Doing this on the floor stinks! Every time I move something, I have to reposition the strings. To make things worse, my trusty companion, Coco, has her own ideas about the placement of these strings. I love her, but I REALLY don’t appreciate her design sensibilities.
Does This Butt Look Big??
While fussing over the second horseman and I find a couple of problems with the composition. I’m irritated by the horse’s back end hanging off the right side of the composition. It seems to be too much.
Because I have already finished the background, extending it could be a problem. Can it be done without creating a distinct line down the panel that is obvious and distracting??

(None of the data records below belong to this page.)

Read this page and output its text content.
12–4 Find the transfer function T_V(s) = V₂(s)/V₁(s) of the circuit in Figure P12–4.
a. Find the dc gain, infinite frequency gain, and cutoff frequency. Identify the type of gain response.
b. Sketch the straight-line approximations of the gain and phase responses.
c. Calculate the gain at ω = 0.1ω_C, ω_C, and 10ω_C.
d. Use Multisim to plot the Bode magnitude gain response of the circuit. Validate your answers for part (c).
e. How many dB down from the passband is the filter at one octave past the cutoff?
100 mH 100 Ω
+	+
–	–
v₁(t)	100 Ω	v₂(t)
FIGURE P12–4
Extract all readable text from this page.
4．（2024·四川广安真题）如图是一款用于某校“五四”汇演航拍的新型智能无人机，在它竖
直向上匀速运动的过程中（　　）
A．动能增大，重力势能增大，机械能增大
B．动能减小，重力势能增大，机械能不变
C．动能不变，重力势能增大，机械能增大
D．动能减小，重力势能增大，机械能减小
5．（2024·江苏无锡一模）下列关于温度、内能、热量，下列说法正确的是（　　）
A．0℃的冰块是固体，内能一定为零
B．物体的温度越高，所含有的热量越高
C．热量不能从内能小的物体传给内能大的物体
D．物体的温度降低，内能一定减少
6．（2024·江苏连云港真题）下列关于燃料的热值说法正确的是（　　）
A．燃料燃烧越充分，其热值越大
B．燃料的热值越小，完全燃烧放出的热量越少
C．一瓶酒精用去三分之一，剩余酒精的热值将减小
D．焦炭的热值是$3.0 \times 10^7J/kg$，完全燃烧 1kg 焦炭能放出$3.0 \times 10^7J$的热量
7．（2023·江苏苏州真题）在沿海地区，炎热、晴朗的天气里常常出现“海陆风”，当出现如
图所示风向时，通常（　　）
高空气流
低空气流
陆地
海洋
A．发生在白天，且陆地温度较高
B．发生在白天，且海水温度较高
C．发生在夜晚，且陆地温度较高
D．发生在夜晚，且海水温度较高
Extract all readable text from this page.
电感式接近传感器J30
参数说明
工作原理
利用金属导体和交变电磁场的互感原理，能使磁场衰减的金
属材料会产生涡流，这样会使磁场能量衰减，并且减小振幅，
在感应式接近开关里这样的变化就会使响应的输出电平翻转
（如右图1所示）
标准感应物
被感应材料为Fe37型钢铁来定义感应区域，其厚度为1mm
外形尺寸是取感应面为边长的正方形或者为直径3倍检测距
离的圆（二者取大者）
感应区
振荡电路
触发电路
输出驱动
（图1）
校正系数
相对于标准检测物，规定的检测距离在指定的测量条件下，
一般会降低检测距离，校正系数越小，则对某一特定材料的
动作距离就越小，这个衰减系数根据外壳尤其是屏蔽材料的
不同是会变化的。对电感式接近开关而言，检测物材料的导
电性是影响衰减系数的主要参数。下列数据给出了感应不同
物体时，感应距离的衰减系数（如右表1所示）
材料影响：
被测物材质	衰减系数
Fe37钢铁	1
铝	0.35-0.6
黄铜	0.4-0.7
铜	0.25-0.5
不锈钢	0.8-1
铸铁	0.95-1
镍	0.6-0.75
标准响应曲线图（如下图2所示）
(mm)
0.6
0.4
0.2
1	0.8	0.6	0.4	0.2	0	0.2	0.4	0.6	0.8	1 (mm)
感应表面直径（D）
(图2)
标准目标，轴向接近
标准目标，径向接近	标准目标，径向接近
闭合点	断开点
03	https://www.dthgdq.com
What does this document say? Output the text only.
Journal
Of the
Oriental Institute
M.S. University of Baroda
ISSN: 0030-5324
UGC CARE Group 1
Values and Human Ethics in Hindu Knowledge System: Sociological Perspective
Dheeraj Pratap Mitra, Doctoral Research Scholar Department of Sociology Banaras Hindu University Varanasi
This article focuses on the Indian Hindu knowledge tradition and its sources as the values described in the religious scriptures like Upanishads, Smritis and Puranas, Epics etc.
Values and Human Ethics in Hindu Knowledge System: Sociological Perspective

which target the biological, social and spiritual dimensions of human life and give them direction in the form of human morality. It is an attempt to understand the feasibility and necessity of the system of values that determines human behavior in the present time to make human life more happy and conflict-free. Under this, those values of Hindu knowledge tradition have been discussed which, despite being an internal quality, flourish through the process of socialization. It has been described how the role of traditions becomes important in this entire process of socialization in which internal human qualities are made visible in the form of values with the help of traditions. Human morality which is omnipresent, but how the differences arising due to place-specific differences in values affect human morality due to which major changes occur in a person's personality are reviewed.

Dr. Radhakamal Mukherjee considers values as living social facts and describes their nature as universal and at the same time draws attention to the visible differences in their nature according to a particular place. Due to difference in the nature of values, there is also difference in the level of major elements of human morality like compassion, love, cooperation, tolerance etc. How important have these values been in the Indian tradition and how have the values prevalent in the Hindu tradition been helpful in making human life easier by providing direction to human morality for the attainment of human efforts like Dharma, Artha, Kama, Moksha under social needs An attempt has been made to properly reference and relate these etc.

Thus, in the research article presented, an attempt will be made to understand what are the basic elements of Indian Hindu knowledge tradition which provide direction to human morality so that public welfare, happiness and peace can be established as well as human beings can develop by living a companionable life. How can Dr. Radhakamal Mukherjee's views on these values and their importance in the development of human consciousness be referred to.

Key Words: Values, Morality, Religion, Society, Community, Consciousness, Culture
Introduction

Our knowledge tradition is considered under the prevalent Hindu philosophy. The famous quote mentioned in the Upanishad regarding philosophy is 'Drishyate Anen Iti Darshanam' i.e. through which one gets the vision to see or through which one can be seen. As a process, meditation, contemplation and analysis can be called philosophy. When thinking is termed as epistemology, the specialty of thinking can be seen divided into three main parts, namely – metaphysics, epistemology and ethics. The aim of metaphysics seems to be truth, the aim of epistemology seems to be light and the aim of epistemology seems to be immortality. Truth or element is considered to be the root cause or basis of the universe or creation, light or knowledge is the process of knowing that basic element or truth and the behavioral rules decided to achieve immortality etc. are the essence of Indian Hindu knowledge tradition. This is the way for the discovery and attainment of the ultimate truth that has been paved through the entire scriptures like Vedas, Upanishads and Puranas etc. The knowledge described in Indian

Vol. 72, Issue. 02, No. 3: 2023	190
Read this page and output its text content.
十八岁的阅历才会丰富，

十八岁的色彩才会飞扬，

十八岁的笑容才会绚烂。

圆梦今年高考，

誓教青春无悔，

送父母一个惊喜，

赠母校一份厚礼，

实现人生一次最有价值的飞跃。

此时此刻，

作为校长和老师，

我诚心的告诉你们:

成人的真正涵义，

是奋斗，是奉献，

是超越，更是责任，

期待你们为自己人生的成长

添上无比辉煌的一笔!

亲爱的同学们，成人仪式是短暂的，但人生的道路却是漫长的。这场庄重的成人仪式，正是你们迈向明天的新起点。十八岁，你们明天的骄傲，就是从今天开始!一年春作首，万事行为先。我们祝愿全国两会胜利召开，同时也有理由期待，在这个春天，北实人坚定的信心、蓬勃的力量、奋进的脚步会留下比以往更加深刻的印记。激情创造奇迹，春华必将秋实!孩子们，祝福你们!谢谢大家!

I’ve got to try. At this point, I think the key to the expansion project is to break up the vertical line. As I add to each component of the background, I’ve got to stagger the additions of fabric. The water is the largest area and most obvious, but I can camouflage that line with ripples. Here is what I have at the end. Let’s hope stitching hides the rest.
Try to ignore those black lines on the second photo. I’ll explain them another day.
The 2nd Horseman
I’m back at work on the second panel of the 4 Horsemen. The first dilemma is getting the scale correct. This figure, originally, behind the central figure, will now be in from of him, so he’s got to appear larger. It took some trial and error, but I finally got the size right. I like an irregular edge, so I’m going to hang the horse’s patooty off the edge.
The key with this composition is to keep some key elements consistent across both panels. In this case, it is the lines of the background. As they continue from one panel to the other, they create a cohesive composition. I’m loving this.
I’m nervous about the pace of my work being slow, and am considering reducing the scope of this piece to 2, rather than 3 panels. I really love the title and “The 2 Horsemen” doesn’t have the same appeal. So, when my parents stopped in to visit on their way to ski country, I put my dad to work in the studio fixing the rollers on one of my chairs.
Blanket Statement
These last couple of weeks, I’ve frantically been working to complete the fusing portion of the center horseman panel before other, looming responsibilities interrupt me. The body of the rider has taken a lot of energy. There were many tiny pieces and a lot of confusion in sorting out what was what in the photo, but I finally put him together.
The big design decision here was the color scheme for the blanket. The overall scheme for the piece is a double compliment: red-green, blue-orange. Currently, a very dark orange is brought into the composition through the horse. I really wanted to work in some lighter warm orange in the blanket, but couldn’t visualize it. Several photocopies of the pattern were made and filled in with colored pencils. In the end, it was a red, white, blue, and gray scheme that worked with the rest of the composition. See the progress below.
I’ll tell you about the background in a future blog.